Bem vindo(a) ao CEBI ! (51) 3568-2560

CEBI-TO: Que foi que fizemos para merecer isso?

CEBI-TO: Que foi que fizemos para merecer isso?
2 de fevereiro de 2013 Centro de Estudos Bíblicos
CEBI-TO: Que foi que fizemos para merecer isso?

Que foi que fizemos para merecer isso? Estou sendo castidaga? Onde está Deus? Com essas perguntas e com um espírito aberto, o grupo do CEBI do Tocantins se reúne mais uma vez para continuar o processo de formação para assessoria bíblica.
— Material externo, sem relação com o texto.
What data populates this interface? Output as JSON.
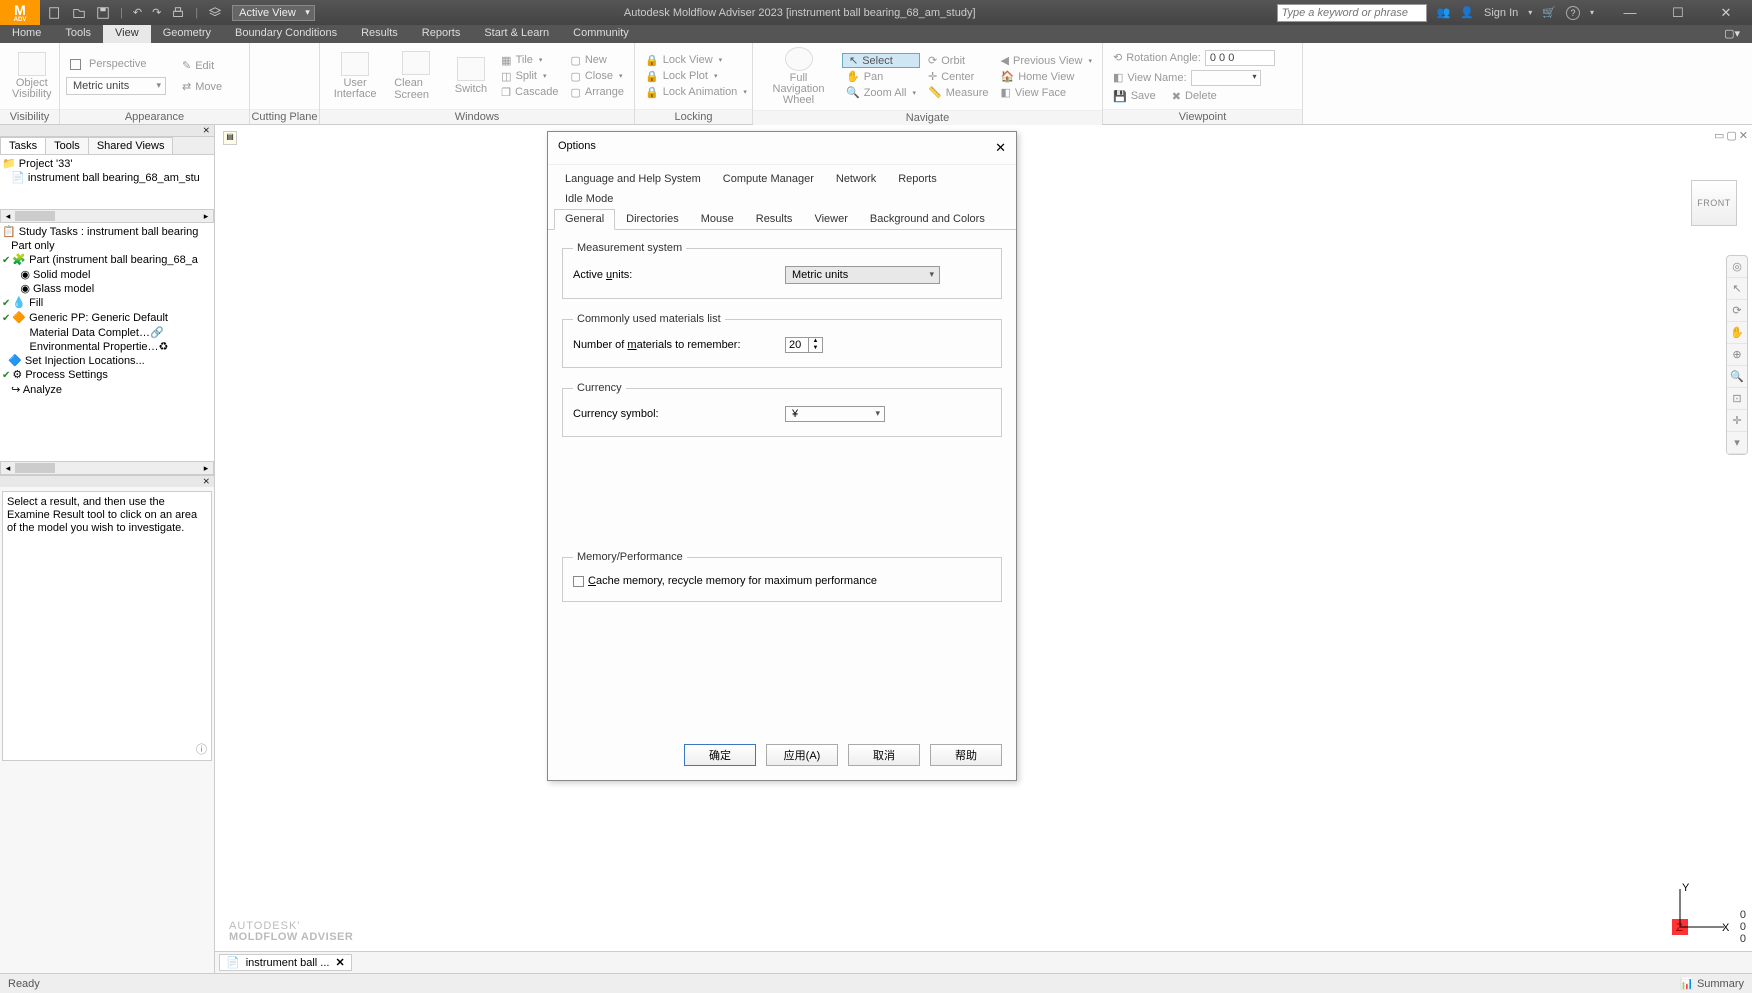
{
  "titlebar": {
    "active_view": "Active View",
    "app_title": "Autodesk Moldflow Adviser 2023      [instrument ball bearing_68_am_study]",
    "search_placeholder": "Type a keyword or phrase",
    "sign_in": "Sign In"
  },
  "menubar": [
    "Home",
    "Tools",
    "View",
    "Geometry",
    "Boundary Conditions",
    "Results",
    "Reports",
    "Start & Learn",
    "Community"
  ],
  "ribbon": {
    "visibility": {
      "object_vis": "Object\nVisibility",
      "label": "Visibility"
    },
    "appearance": {
      "perspective": "Perspective",
      "units": "Metric units",
      "edit": "Edit",
      "move": "Move",
      "label": "Appearance"
    },
    "cutting": {
      "label": "Cutting Plane"
    },
    "windows": {
      "user_interface": "User\nInterface",
      "clean": "Clean Screen",
      "switch": "Switch",
      "tile": "Tile",
      "split": "Split",
      "cascade": "Cascade",
      "new": "New",
      "close": "Close",
      "arrange": "Arrange",
      "label": "Windows"
    },
    "locking": {
      "lock_view": "Lock View",
      "lock_plot": "Lock Plot",
      "lock_anim": "Lock Animation",
      "label": "Locking"
    },
    "navigate": {
      "nav_wheel": "Full Navigation\nWheel",
      "select": "Select",
      "pan": "Pan",
      "zoom_all": "Zoom All",
      "orbit": "Orbit",
      "center": "Center",
      "measure": "Measure",
      "prev_view": "Previous View",
      "home_view": "Home View",
      "view_face": "View Face",
      "label": "Navigate"
    },
    "viewpoint": {
      "rot_angle": "Rotation Angle:",
      "rot_val": "0 0 0",
      "view_name": "View Name:",
      "save": "Save",
      "delete": "Delete",
      "label": "Viewpoint"
    }
  },
  "left": {
    "tabs": [
      "Tasks",
      "Tools",
      "Shared Views"
    ],
    "project": "Project '33'",
    "study": "instrument ball bearing_68_am_stu",
    "study_tasks_hdr": "Study Tasks : instrument ball bearing",
    "part_only": "Part only",
    "part": "Part (instrument ball bearing_68_a",
    "solid": "Solid model",
    "glass": "Glass model",
    "fill": "Fill",
    "generic": "Generic PP: Generic Default",
    "mat_data": "Material Data Complet…",
    "env_prop": "Environmental Propertie…",
    "set_inj": "Set Injection Locations...",
    "proc_set": "Process Settings",
    "analyze": "Analyze",
    "info_text": "Select a result, and then use the Examine Result tool to click on an area of the model you wish to investigate."
  },
  "canvas": {
    "front": "FRONT",
    "watermark_line1": "AUTODESK'",
    "watermark_line2": "MOLDFLOW ADVISER",
    "doctab": "instrument ball ...",
    "axis": {
      "x": "X",
      "y": "Y",
      "z": "Z"
    },
    "coords": [
      "0",
      "0",
      "0"
    ]
  },
  "dialog": {
    "title": "Options",
    "tabs_row1": [
      "Language and Help System",
      "Compute Manager",
      "Network",
      "Reports",
      "Idle Mode"
    ],
    "tabs_row2": [
      "General",
      "Directories",
      "Mouse",
      "Results",
      "Viewer",
      "Background and Colors"
    ],
    "active_tab": "General",
    "fs_measurement": "Measurement system",
    "active_units_label": "Active units:",
    "active_units_value": "Metric units",
    "fs_materials": "Commonly used materials list",
    "materials_label": "Number of materials to remember:",
    "materials_value": "20",
    "fs_currency": "Currency",
    "currency_label": "Currency symbol:",
    "currency_value": "¥",
    "fs_memory": "Memory/Performance",
    "cache_label": "Cache memory, recycle memory for maximum performance",
    "cache_checked": false,
    "btn_ok": "确定",
    "btn_apply": "应用(A)",
    "btn_cancel": "取消",
    "btn_help": "帮助"
  },
  "status": {
    "ready": "Ready",
    "summary": "Summary"
  }
}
O grupo está na terceira etapa que acontece em Porto Nacional/TO de 31/1 até 3/2, com a participação de 10 pessoas.

O tema é o Exílio e Pós Exílio de ontem e de hoje. O grupo reconhece que é um período bíblico muito extenso para tão poucos dias, mas espera conseguir percorrer o máximo de caminho que puder com a ajuda de Paulo Ueti que foi convidado para facilitar essa etapa. Paulo é de Brasília e ajuda a coordenar o Serviço Internacional de Intercâmbio do CEBI.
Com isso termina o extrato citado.